Can a person truly love the Lord, pursue God’s glory, and still seriously sin? Better yet, can such a one be forgiven and restored? God, through the Book of 2 Samuel, says, “yes!”
David was a man after God’s heart. Even as a young shepherd boy tending his father’s sheep, he sang and wrote songs to God, bravely trusted Him for protection, and always sought to defend God’s honor. When no one else believed God could spare Israel from the Philistines, David did—and defeated a giant warrior with only a sling and stones.
Through the following years, King Saul chased him like a madman trying to kill David for his popularity and growing power. Yet in honor to God and His established authority, David refused to return harm to Saul, even when he had ample opportunity.

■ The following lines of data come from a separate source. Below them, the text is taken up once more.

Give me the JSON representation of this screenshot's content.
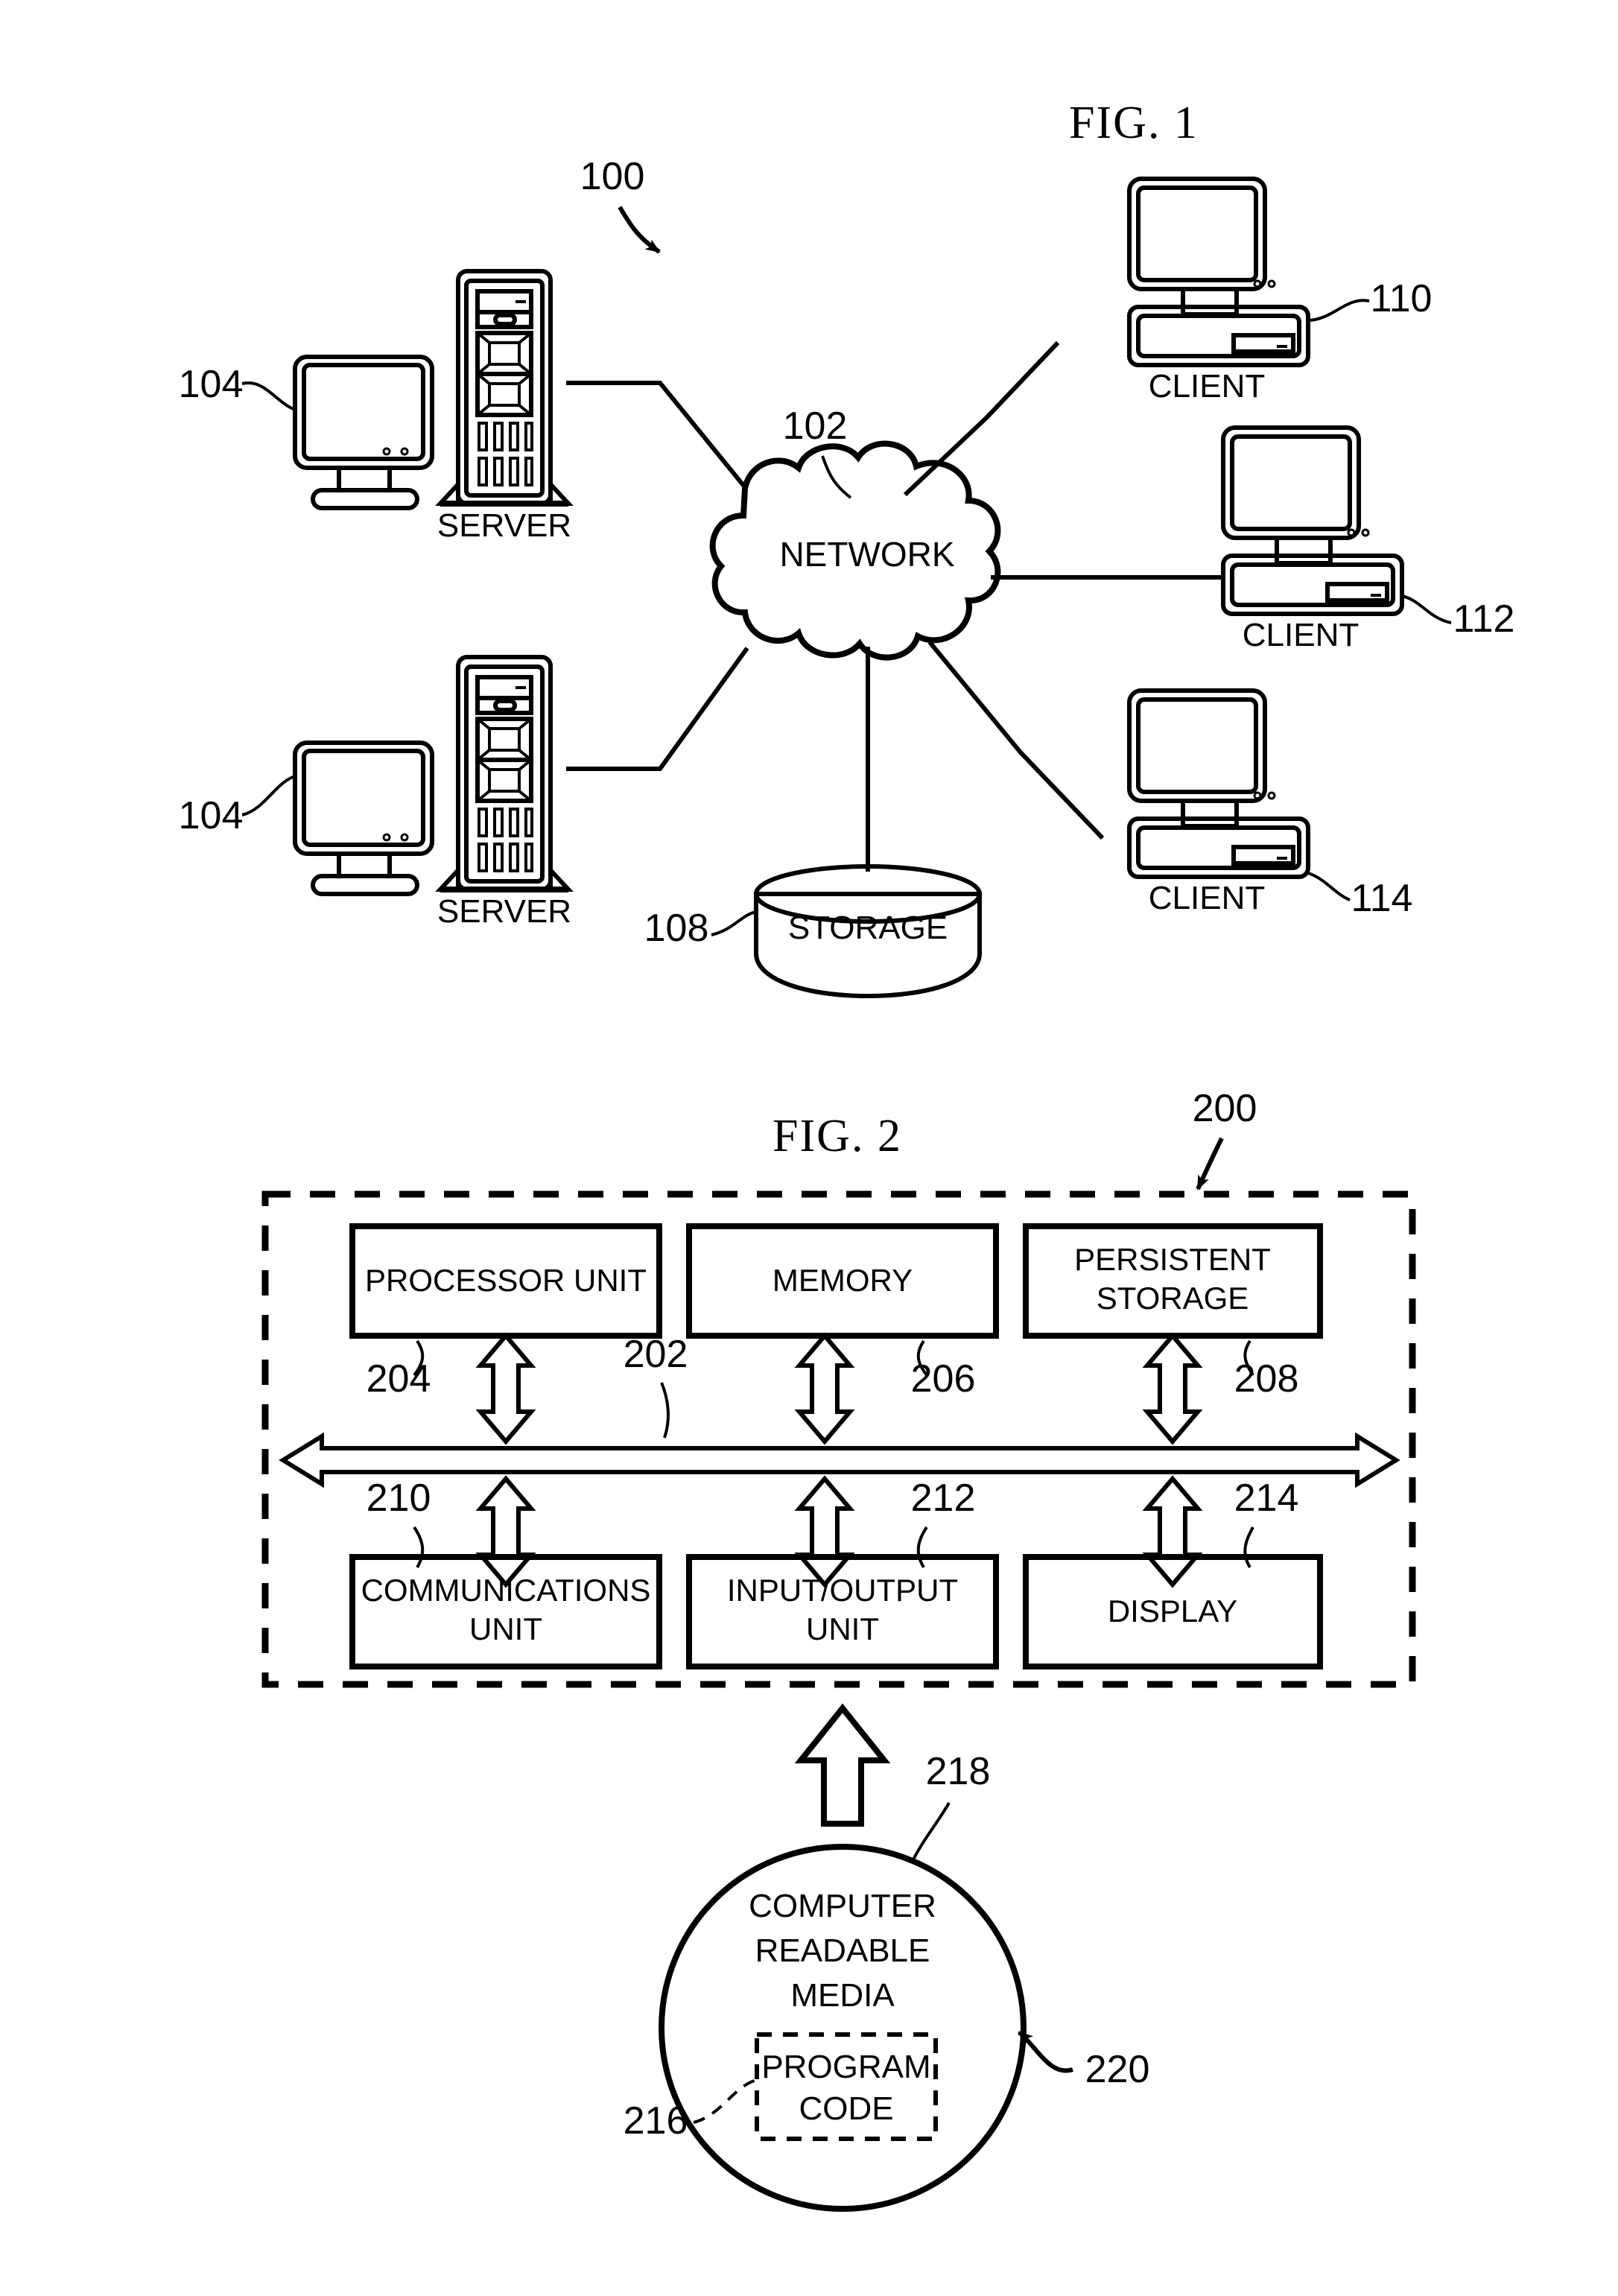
{
  "figure1": {
    "title": "FIG. 1",
    "system_ref": "100",
    "network": {
      "label": "NETWORK",
      "ref": "102"
    },
    "storage": {
      "label": "STORAGE",
      "ref": "108"
    },
    "servers": [
      {
        "label": "SERVER",
        "ref": "104"
      },
      {
        "label": "SERVER",
        "ref": "104"
      }
    ],
    "clients": [
      {
        "label": "CLIENT",
        "ref": "110"
      },
      {
        "label": "CLIENT",
        "ref": "112"
      },
      {
        "label": "CLIENT",
        "ref": "114"
      }
    ]
  },
  "figure2": {
    "title": "FIG. 2",
    "system_ref": "200",
    "bus_ref": "202",
    "top_blocks": [
      {
        "label_line1": "PROCESSOR UNIT",
        "label_line2": "",
        "ref": "204"
      },
      {
        "label_line1": "MEMORY",
        "label_line2": "",
        "ref": "206"
      },
      {
        "label_line1": "PERSISTENT",
        "label_line2": "STORAGE",
        "ref": "208"
      }
    ],
    "bottom_blocks": [
      {
        "label_line1": "COMMUNICATIONS",
        "label_line2": "UNIT",
        "ref": "210"
      },
      {
        "label_line1": "INPUT/OUTPUT",
        "label_line2": "UNIT",
        "ref": "212"
      },
      {
        "label_line1": "DISPLAY",
        "label_line2": "",
        "ref": "214"
      }
    ],
    "media": {
      "label_line1": "COMPUTER",
      "label_line2": "READABLE",
      "label_line3": "MEDIA",
      "ref": "218",
      "product_ref": "220",
      "program_code": {
        "label_line1": "PROGRAM",
        "label_line2": "CODE",
        "ref": "216"
      }
    }
  },
  "colors": {
    "ink": "#000000",
    "paper": "#ffffff"
  }
}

So God gave David the kingdom. Winning Judah initially and eventually Israel’s heart as well, he sat down on his throne as ruler of God’s people. Almost immediately, he sent armies to recapture Jerusalem from enemy hands, and brought back the Ark of the Covenant—the one symbol of God’s presence—to its rightful place in the city, dancing wildly and rejoicing all the way.
No one questioned. David was sold out for God. But then there was Bathsheba, wife of Uriah, another God-fearing man. David, when he should have been off to war, watched her bathe from his rooftop. Before long, he brought her to his own bed where he took her to be his own. Covering sin with sin, he strategized to hide the ensuing pregnancy. When his plan failed, he resorted to murder. And it might have continued had Nathan not confronted him.
What does a godly man do when confronted with his own depravity? He doesn’t hide it, deny it, or excuse it. He simply repents. Deeply and truly as David did, he turned to God and admitted everything. He had sinned against the One he loved and wanted forgiveness. Though God took the life of their baby, God gladly granted forgiveness and full reconciliation.
David’s story reminds us that God has simplified our struggle against sin through His grace. Though we still fall even as redeemed believers, through repentance Jesus brings us fully back to Him as one. It is not the impressive performer God seeks. It’s the broken and contrite heart He will not despise.